Here’s where things stand:

What needs to happen

Lawmakers started the 2015 session with vastly different ideas, but one imperative: Set a new two-year-budget.

Republicans, who gained control the House last fall, want to limit spending and cut taxes. Dayton and his fellow Democrats, who control the Senate, say the surplus gives Minnesota room to stage for the future by investing heavily in education.

Dayton is the only one to put forward a full budget plan so far. The House and Senate will spend April staking out their proposals.

At a minimum, lawmakers must approve funding for state agencies — such as the Department of Revenue, which handles taxes, or the Department of Natural Resources, which employs the rangers who watch over Minnesota’s state parks.

What if they can’t agree?

The centerpiece for House Republicans is a push for $2 billion in tax cuts, though they’ve given few specifics about whose taxes could be cut.
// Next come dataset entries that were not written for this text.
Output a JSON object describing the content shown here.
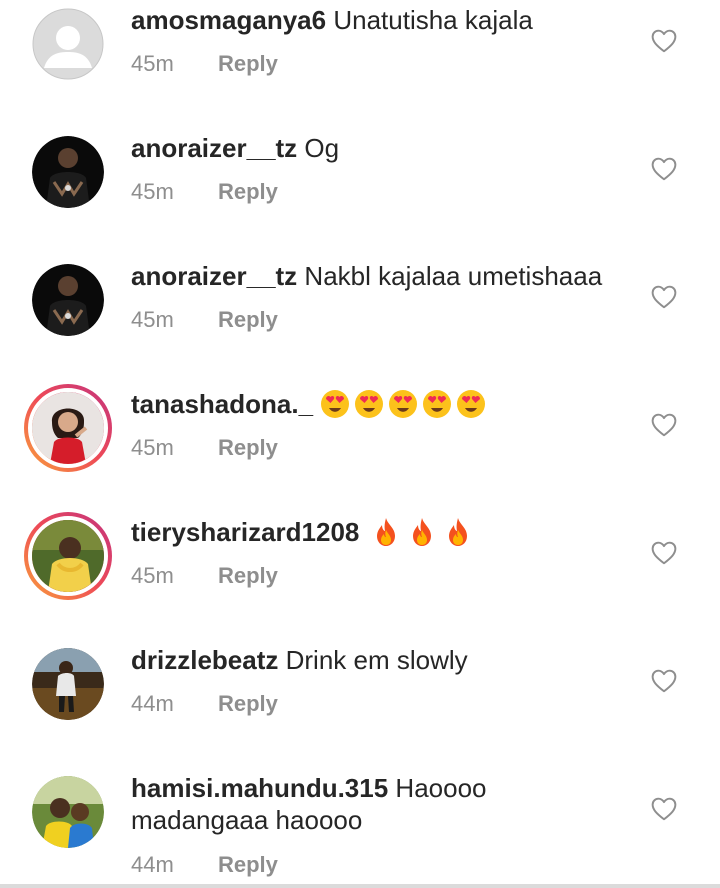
{
  "comments": [
    {
      "username": "amosmaganya6",
      "text": "Unatutisha kajala",
      "time": "45m",
      "reply_label": "Reply",
      "avatar": "default-avatar-icon",
      "story_ring": false
    },
    {
      "username": "anoraizer__tz",
      "text": "Og",
      "time": "45m",
      "reply_label": "Reply",
      "avatar": "user-photo",
      "story_ring": false
    },
    {
      "username": "anoraizer__tz",
      "text": "Nakbl kajalaa umetishaaa",
      "time": "45m",
      "reply_label": "Reply",
      "avatar": "user-photo",
      "story_ring": false
    },
    {
      "username": "tanashadona._",
      "text": "",
      "emojis": [
        "heart-eyes-emoji",
        "heart-eyes-emoji",
        "heart-eyes-emoji",
        "heart-eyes-emoji",
        "heart-eyes-emoji"
      ],
      "time": "45m",
      "reply_label": "Reply",
      "avatar": "user-photo",
      "story_ring": true
    },
    {
      "username": "tierysharizard1208",
      "text": "",
      "emojis": [
        "fire-emoji",
        "fire-emoji",
        "fire-emoji"
      ],
      "time": "45m",
      "reply_label": "Reply",
      "avatar": "user-photo",
      "story_ring": true
    },
    {
      "username": "drizzlebeatz",
      "text": "Drink em slowly",
      "time": "44m",
      "reply_label": "Reply",
      "avatar": "user-photo",
      "story_ring": false
    },
    {
      "username": "hamisi.mahundu.315",
      "text": "Haoooo madangaaa haoooo",
      "time": "44m",
      "reply_label": "Reply",
      "avatar": "user-photo",
      "story_ring": false
    }
  ],
  "colors": {
    "text": "#262626",
    "muted": "#8e8e8e",
    "story_ring_start": "#f9a23b",
    "story_ring_end": "#c2337f"
  }
}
The governor and Democrats have their eye on substantial funding boosts for education, including preschool programs and expanding financial aid for college.

Each side needs support from the other, so there’s incentive for good-faith bargaining.

However, the Legislature isn’t required to pass a tax bill, which sets rates and determines credits and deductions for years to come. Lawmakers also don’t have to allocate new spending for K-12 education.

If neither issue is addressed, tax rates and school spending would remain at current levels. That would leave much, if not all, of the projected surplus unallocated, essentially leaving it to fight over next year.

But lawmakers can’t dodge when it comes to bills authorizing spending for the basic operation of state agencies because doing so would thrust Minnesota into its third partial government shutdown in the last decade.

Bargaining chips

Democrats and Republicans have a bevy of proposals on the table that could be used as trade-offs to secure a better deal in budget negotiations.

For example, House Republicans are advancing bills that would never make it through the Democratic-controlled Senate, such as proposed abortion restrictions or repealing MNsure, the state’s health insurance exchange. Republicans also have suggested shuttering the public health program MinnesotaCare, which could save more than $900 million but would move about 95,000 low-income residents to MNsure or the federal health insurance exchange.

In the Senate, Democrats are pressuring for a statewide paid sick-leave program and a transportation funding plan based on tax hikes, neither of which are supported by Republicans. The GOP favors tapping the budget surplus and rerouting existing tax revenue for roads and bridges.

Each side has moved forward on those proposals, which could be cast off last-minute to get concessions from the other side.